Waakzaamheidsverplichtingen

Wat kan gedaan worden om nieuw op te zetten vennootschappen te screenen?
Voor vennootschappen in oprichting moet een kopie worden verkregen van de identiteitskaart van de personen die zich als oprichter(s) van de vennootschap voorstellen (d.w.z. de personen die persoonlijk en hoofdelijk aansprakelijk zijn voor de verbintenissen die voor de vennootschap in oprichting zijn aangegaan totdat deze laatste, na te zijn opgericht, deze in haar naam en voor haar rekening overneemt, waarbij de oprichter(s) met terugwerkende kracht wordt (worden) ontheven).
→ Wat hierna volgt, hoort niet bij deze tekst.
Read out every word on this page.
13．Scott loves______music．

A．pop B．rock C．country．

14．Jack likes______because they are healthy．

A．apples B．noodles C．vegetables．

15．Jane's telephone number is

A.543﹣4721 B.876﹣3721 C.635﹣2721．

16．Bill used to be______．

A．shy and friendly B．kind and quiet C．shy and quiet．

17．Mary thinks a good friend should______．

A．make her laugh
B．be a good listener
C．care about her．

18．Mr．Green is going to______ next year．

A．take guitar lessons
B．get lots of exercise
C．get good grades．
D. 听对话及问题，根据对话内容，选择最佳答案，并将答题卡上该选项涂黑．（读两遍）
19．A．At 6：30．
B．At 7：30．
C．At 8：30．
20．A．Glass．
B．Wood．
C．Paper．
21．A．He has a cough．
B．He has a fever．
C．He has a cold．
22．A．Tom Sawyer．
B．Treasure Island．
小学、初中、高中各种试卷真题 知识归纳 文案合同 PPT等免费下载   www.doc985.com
Er moeten ook controles worden uitgevoerd via databases zoals Graydon, Companyweb, Google... om een beter inzicht te verkrijgen in het verleden als ondernemer van de oprichters. Let altijd op de herkomst van de middelen die in de vennootschap in oprichting worden geïnvesteerd!
Wanneer je een afspraak hebt met een prospect en je weet niet wie de persoon voor je is. Mag je juridisch gezien vragen naar de ID van die persoon, terwijl je nog niet hebt besloten om hem/haar te aanvaarden als cliënt?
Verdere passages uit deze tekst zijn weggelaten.